The history of neural networks is long and complex, but it can be traced back to the early days of artificial intelligence research. In 1943, Warren McCulloch and Walter Pitts published a paper in which they proposed a mathematical model of the human brain. This model, which was based on the idea that neurons in the brain are connected to each other, became the foundation for modern neural networks.

The inventors of the neural network Walter Pitts and Warren McCulloch pictured here in 1949. Semantic Scholar

In the 1950s, neural networks began to be used to solve real-world problems. One of the most famous early applications was the development of the Perceptron by Frank Rosenblatt in 1958. The Perceptron was a simple neural network that could be used to classify data. It was initially very successful, but it was later shown to be limited in its capabilities.
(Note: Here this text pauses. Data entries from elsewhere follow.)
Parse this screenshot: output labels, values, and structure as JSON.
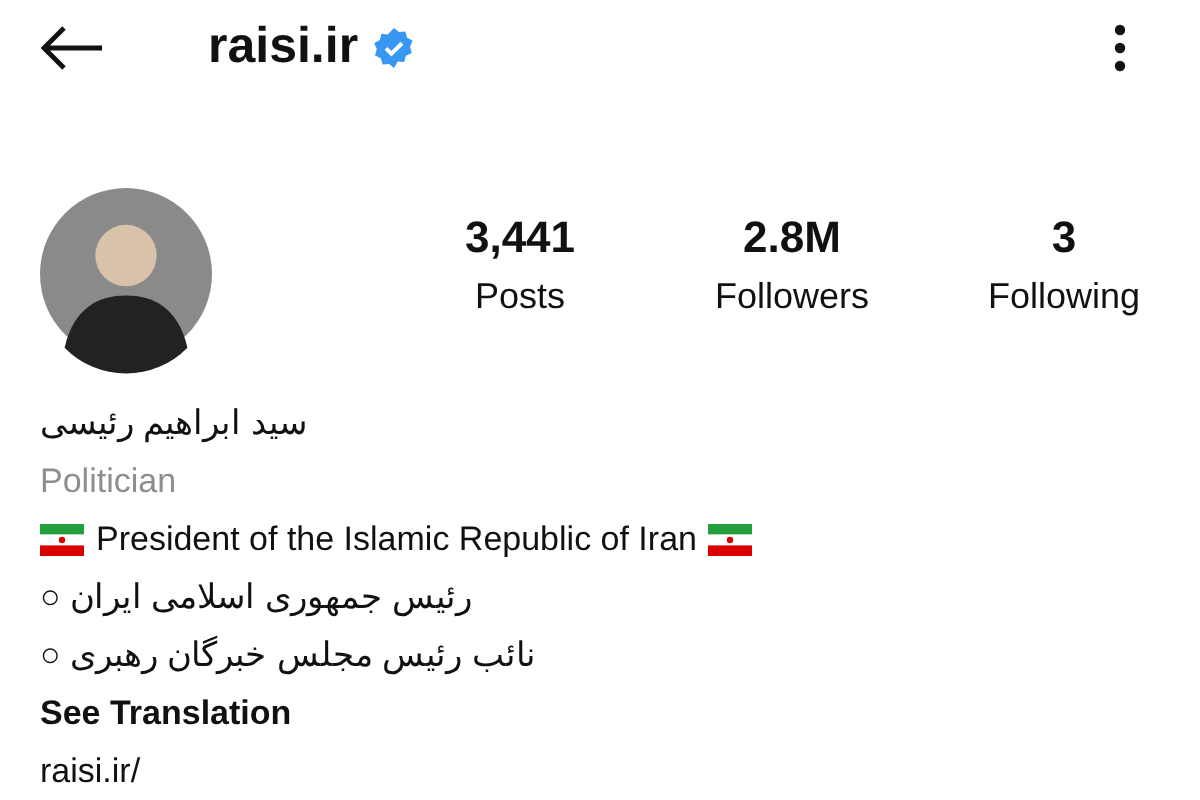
{
  "header": {
    "username": "raisi.ir",
    "verified": true
  },
  "stats": [
    {
      "value": "3,441",
      "label": "Posts"
    },
    {
      "value": "2.8M",
      "label": "Followers"
    },
    {
      "value": "3",
      "label": "Following"
    }
  ],
  "bio": {
    "name": "سید ابراهیم رئیسی",
    "category": "Politician",
    "lines": [
      {
        "kind": "flagged",
        "text": "President of the Islamic Republic of Iran"
      },
      {
        "kind": "rtl",
        "text": "رئیس جمهوری اسلامی ایران ○"
      },
      {
        "kind": "rtl",
        "text": "نائب رئیس مجلس خبرگان رهبری ○"
      }
    ],
    "translate_link": "See Translation",
    "website": "raisi.ir/"
  }
}
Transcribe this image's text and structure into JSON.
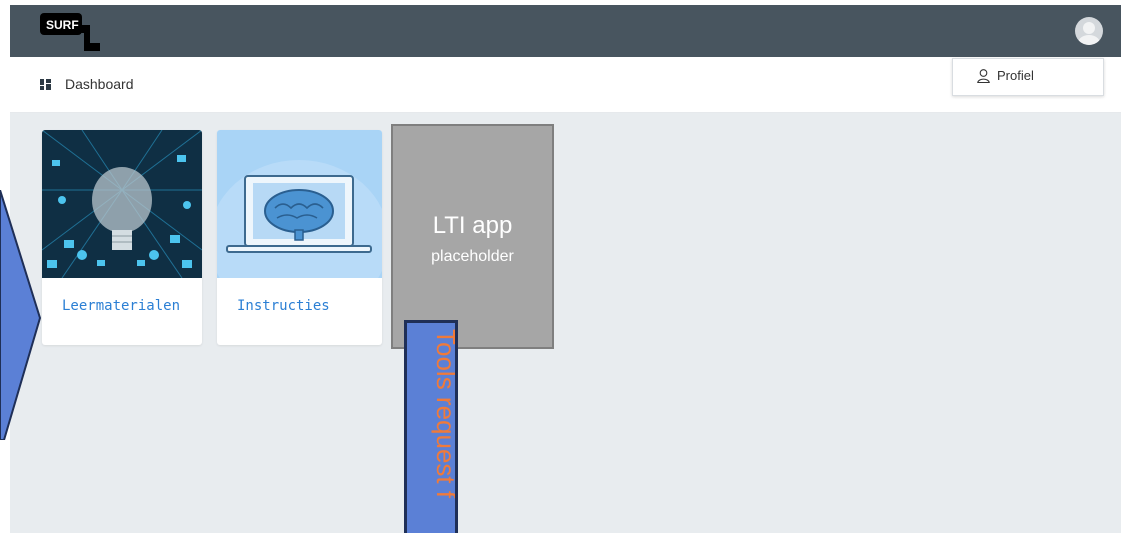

In the 1960s and 1970s, neural networks fell out of favor as researchers focused on other approaches to artificial intelligence. However, in the 1980s, there was a resurgence of interest in neural networks. This was due in part to the development of new algorithms that made neural networks more powerful.

In the 1990s, neural networks began to be used to solve a wide range of problems, including image recognition, speech recognition, and natural language processing. This was due in part to the availability of large amounts of data that could be used to train neural networks. There were many major contributors to neural networks in the 1990s. Some of the most notable include:

• Geoffrey Hinton, developed backpropagation, a technique for training neural networks that is still used today.
• Yann LeCun, developed convolutional neural networks, which are now widely used in image recognition and natural language processing.
• Yoshua Benigo, developed recurrent neural networks, which are used in tasks such as speech recognition and machine translation.
• Michael Jordan, work on theoretical insights into neural networks and their applications.
• Terrence Sejnowski, developed new learning algorithms and models, and applying neural networks to a variety of problems in machine learning and neuroscience.
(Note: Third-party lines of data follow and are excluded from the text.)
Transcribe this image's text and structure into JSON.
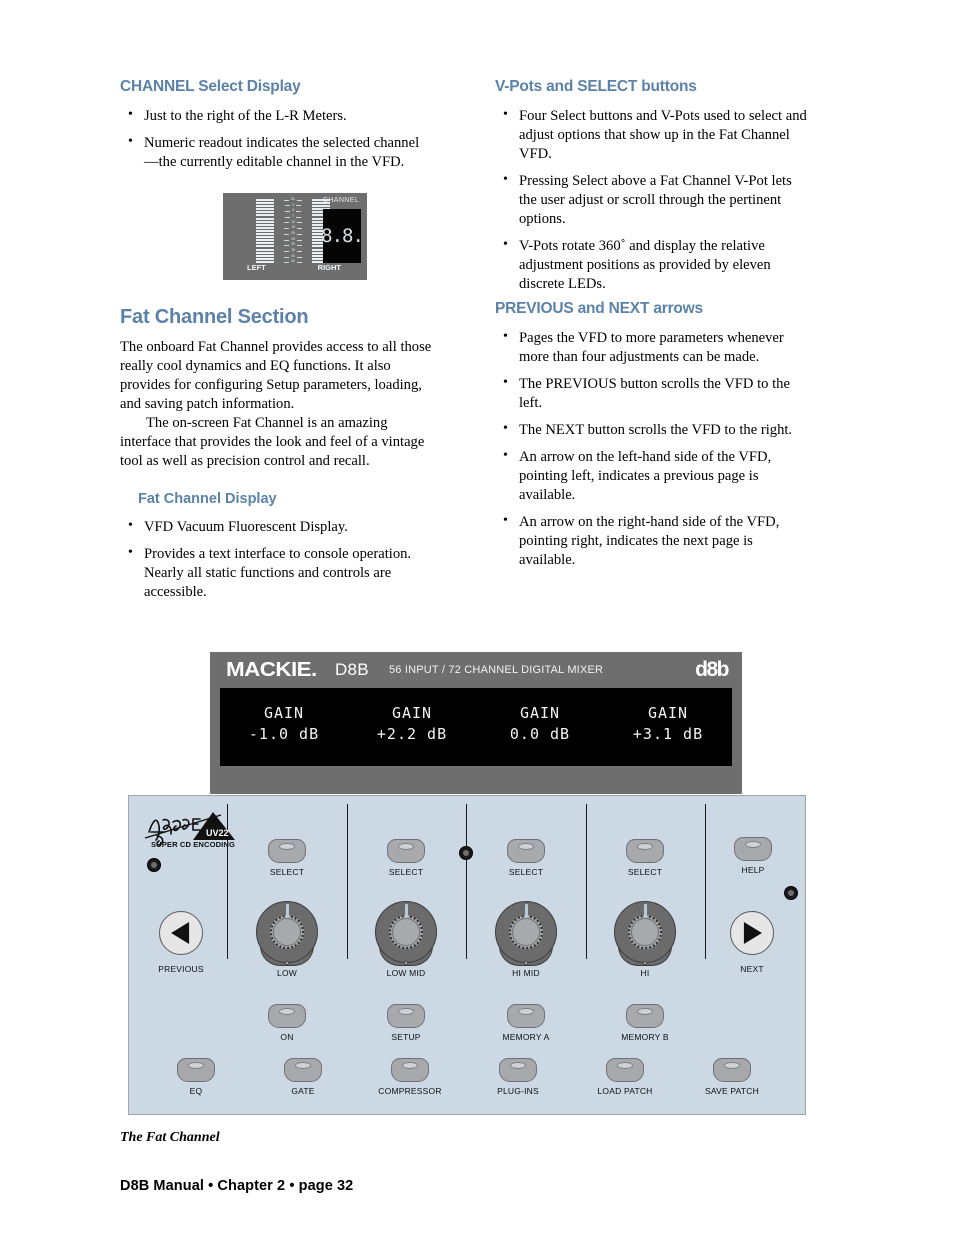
{
  "colors": {
    "heading": "#5b82a8",
    "panel_face": "#ccd8e3",
    "housing": "#6e6e6e",
    "vfd_screen": "#000000",
    "vfd_text": "#f2f2f2",
    "knob_body": "#6b6b6b",
    "cap_body": "#a7a9ac"
  },
  "left_column": {
    "section1": {
      "heading": "CHANNEL Select Display",
      "bullets": [
        "Just to the right of the L-R Meters.",
        "Numeric readout indicates the selected channel—the currently editable channel in the VFD."
      ]
    },
    "meter_figure": {
      "channel_label": "CHANNEL",
      "channel_readout": "8.8.",
      "left_label": "LEFT",
      "right_label": "RIGHT",
      "scale": [
        "OL",
        "2",
        "4",
        "7",
        "10",
        "15",
        "20",
        "25",
        "30",
        "35",
        "40",
        "50"
      ]
    },
    "section2": {
      "heading": "Fat Channel Section",
      "paragraph1": "The onboard Fat Channel provides access to all those really cool dynamics and EQ functions. It also provides for configuring Setup parameters, loading, and saving patch information.",
      "paragraph2": "The on-screen Fat Channel is an amazing interface that provides the look and feel of a vintage tool as well as precision control and recall.",
      "subheading": "Fat Channel Display",
      "bullets": [
        "VFD Vacuum Fluorescent Display.",
        "Provides a text interface to console operation. Nearly all static functions and controls are accessible."
      ]
    }
  },
  "right_column": {
    "section1": {
      "heading": "V-Pots and SELECT buttons",
      "bullets": [
        "Four Select buttons and V-Pots used to select and adjust options that show up in the Fat Channel VFD.",
        "Pressing Select above a Fat Channel V-Pot lets the user adjust or scroll through the pertinent options.",
        "V-Pots rotate 360˚ and display the relative adjustment positions as provided by eleven discrete LEDs."
      ]
    },
    "section2": {
      "heading": "PREVIOUS and NEXT arrows",
      "bullets": [
        "Pages the VFD to more parameters whenever more than four adjustments can be made.",
        "The PREVIOUS button scrolls the VFD to the left.",
        "The NEXT button scrolls the VFD to the right.",
        "An arrow on the left-hand side of the VFD, pointing left, indicates a previous page is available.",
        "An arrow on the right-hand side of the VFD, pointing right, indicates the next page is available."
      ]
    }
  },
  "mixer": {
    "header": {
      "brand": "MACKIE.",
      "model": "D8B",
      "subtitle": "56 INPUT / 72 CHANNEL DIGITAL MIXER",
      "logo": "d8b"
    },
    "vfd": {
      "columns": [
        {
          "param": "GAIN",
          "value": "-1.0 dB"
        },
        {
          "param": "GAIN",
          "value": "+2.2 dB"
        },
        {
          "param": "GAIN",
          "value": "0.0 dB"
        },
        {
          "param": "GAIN",
          "value": "+3.1 dB"
        }
      ]
    },
    "apogee": {
      "label": "SUPER CD ENCODING",
      "mark": "UV22"
    },
    "nav": {
      "previous": "PREVIOUS",
      "next": "NEXT",
      "help": "HELP"
    },
    "select_buttons": [
      "SELECT",
      "SELECT",
      "SELECT",
      "SELECT"
    ],
    "knobs": [
      "LOW",
      "LOW MID",
      "HI MID",
      "HI"
    ],
    "row3_buttons": [
      "ON",
      "SETUP",
      "MEMORY A",
      "MEMORY B"
    ],
    "row4_buttons": [
      "EQ",
      "GATE",
      "COMPRESSOR",
      "PLUG-INS",
      "LOAD PATCH",
      "SAVE PATCH"
    ]
  },
  "caption": "The Fat Channel",
  "footer": "D8B Manual • Chapter 2 • page 32"
}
In the 2000s, neural networks have become even more powerful due to the development of deep learning. Deep learning is a type of neural network that uses multiple layers of artificial neurons. Deep learning has been used to achieve state-of-the-art results on a wide range of problems, including image recognition, speech recognition, and natural language processing.
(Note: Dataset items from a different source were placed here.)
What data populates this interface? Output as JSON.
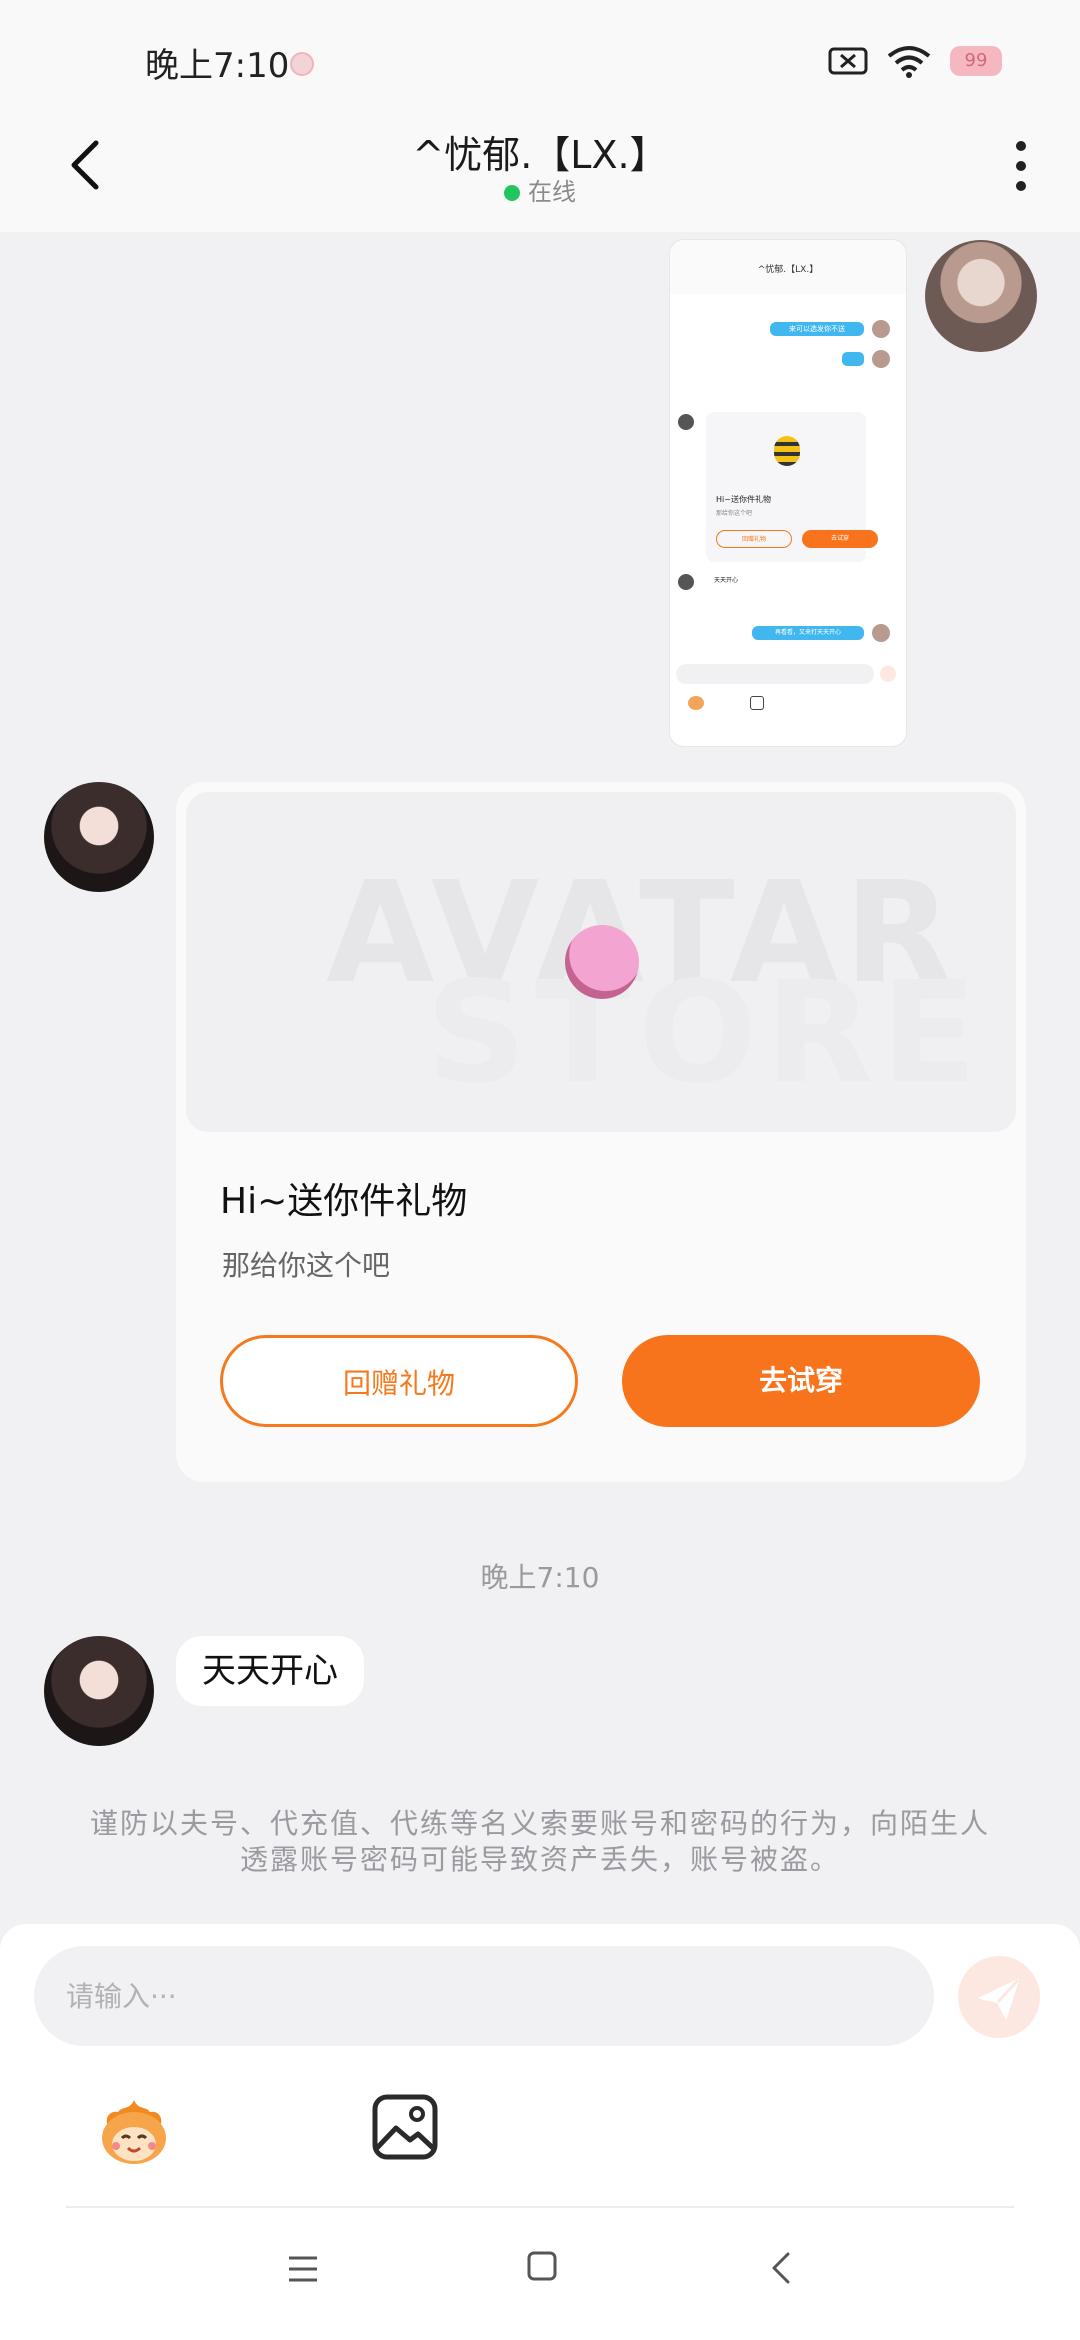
{
  "status_bar": {
    "time": "晚上7:10",
    "battery": "99"
  },
  "header": {
    "title": "^忧郁.【LX.】",
    "status": "在线"
  },
  "screenshot_thumbnail": {
    "title": "^忧郁.【LX.】",
    "bubble_1": "来可以选发你不送",
    "gift_title": "Hi~送你件礼物",
    "gift_sub": "那给你这个吧",
    "btn_return": "回赠礼物",
    "btn_try": "去试穿",
    "text_msg": "天天开心",
    "bubble_2": "再看看，又来打天天开心"
  },
  "gift_card": {
    "watermark_top": "AVATAR",
    "watermark_bottom": "STORE",
    "title": "Hi~送你件礼物",
    "subtitle": "那给你这个吧",
    "return_gift_label": "回赠礼物",
    "try_on_label": "去试穿"
  },
  "timestamp": "晚上7:10",
  "text_message": "天天开心",
  "warning": "谨防以夫号、代充值、代练等名义索要账号和密码的行为，向陌生人透露账号密码可能导致资产丢失，账号被盗。",
  "input": {
    "placeholder": "请输入···"
  },
  "colors": {
    "accent": "#f8741c",
    "online": "#22c55e",
    "background": "#f1f1f4"
  },
  "icons": {
    "back": "back-arrow-icon",
    "more": "more-vertical-icon",
    "send": "send-icon",
    "emoji": "mascot-emoji-icon",
    "image": "image-icon"
  }
}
Today, neural networks are one of the most important tools in artificial intelligence. They are used in a wide range of applications, including self-driving cars, facial recognition, and fraud detection.

____________

David Rumelhart, who had a background in psychology and was a co-author of a set of books published in 1986 that would later drive attention back again towards neural networks, found himself collaborating on the development of neural networks with his colleague Jay McClelland. As well as being colleagues they had also recently encountered each other at a conference in Minnesota where Rumelhart’s talk on “story understanding” had provoked some discussion among the delegates. Following that conference McClelland returned with a thought about how to develop a neural network that might combine models to be more interactive. What matters here is Rumelhart’s recollection of the “hours and hours and hours of tinkering on the computer”...

We sat down and did all this in the computer and built these computer models, and we just didn’t understand them. We didn’t understand why they worked or why they didn’t work or what was critical about them.